- The Stella Maris II at sea.

History
- Name: 1960-1965: MV Bremerhaven; 1965-1998: Stella Maris II; 1998-2004: Viking Bordeaux; 2004: Bordeaux; 2005-2006: Madagascar; 2006-2008: Razzmatazz;
- Operator: 1960-1965: Argo Reedereis; 1965-1998: Sun Lines; 1998-2004: Viking Cruises; 2005-2006: Indian Ocean Cruises; 2007-2008: Razzmatazz Ocean Cruises;
- Builder: Adler Werft, Germany
- Launched: April 2, 1960
- In service: 1961
- Out of service: 2006
- Identification: IMO number: 5051365
- Fate: Scrapped, 2008

General characteristics
- Tonnage: 3,008 gross register tons (GRT)
- Length: 289 feet
- Beam: 43 feet
- Speed: 12.5 knots
- Capacity: 171 (normal); 212 (maximum); 93 (crew);

= MV Bremerhaven =

The MV Bremerhaven was a cruise ship originally built in Germany in 1960 for ferry services.
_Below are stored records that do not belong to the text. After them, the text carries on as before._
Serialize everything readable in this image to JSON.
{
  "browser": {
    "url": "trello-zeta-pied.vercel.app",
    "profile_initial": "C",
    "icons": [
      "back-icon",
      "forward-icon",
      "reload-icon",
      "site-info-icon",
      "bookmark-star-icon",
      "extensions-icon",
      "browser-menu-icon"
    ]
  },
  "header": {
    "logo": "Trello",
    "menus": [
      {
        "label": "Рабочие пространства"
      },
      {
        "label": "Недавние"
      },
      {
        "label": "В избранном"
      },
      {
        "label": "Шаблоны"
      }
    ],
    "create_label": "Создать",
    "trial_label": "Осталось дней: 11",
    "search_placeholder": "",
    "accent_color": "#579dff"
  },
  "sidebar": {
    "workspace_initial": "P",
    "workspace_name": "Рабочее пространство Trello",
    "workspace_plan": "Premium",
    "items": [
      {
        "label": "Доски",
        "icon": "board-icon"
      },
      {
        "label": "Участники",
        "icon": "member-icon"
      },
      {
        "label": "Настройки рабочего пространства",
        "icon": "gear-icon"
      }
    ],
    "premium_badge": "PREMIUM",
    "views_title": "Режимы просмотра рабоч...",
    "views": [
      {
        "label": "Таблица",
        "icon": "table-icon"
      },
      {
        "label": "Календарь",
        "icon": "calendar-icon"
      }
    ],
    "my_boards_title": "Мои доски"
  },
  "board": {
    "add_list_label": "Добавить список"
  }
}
She served under different guises and owners until she was scrapped in 2008.

==History==
Bremerhaven was launched on April 2, 1960, for Bremen-Helgoland ferry route under the ownership of Argo Reederei. In 1965 Bremerhaven partially sank in shallow waters, subsequently being raised and made seaworthy. However, her original owners placed her on the market, selling her to the Sun Lines in 1965. Sun Lines had the newly renamed Stella Maris II heavily rebuilt, changing her superstructure practically entirely and replacing her tall, slim funnel that was placed amidships with a wider, shorter funnel placed aft. Throughout her long career with Sun Lines Stella Maris II served in the Mediterranean, Caribbean and Amazon. In 1996 Sun Lines merged with the Epirotiki. After more than 30 years of service with Sun Lines Stella Maris II was sold to Viking Cruises in 1998. Under this new ownership she became the Viking Bordeaux. She operated under this name until 2004 when she was laid up. During her lay up in the Netherlands the ship was renamed Bordeaux. Shortly thereafter the ship was purchased by Indian Ocean Cruises, who expensively refitted and renamed her the Madagascar. After a very short amount of cruises from Durban this new venture failed as she was not fit for the rough waters of the area. Madagascar was docked in Durban uneventfully for three years. She was then purchased to become the Razzmatazz of Razzmatazz Ocean Cruises. This venture fell through, and the ship was towed to scrapyards at Alang in India and broken up in August 2008.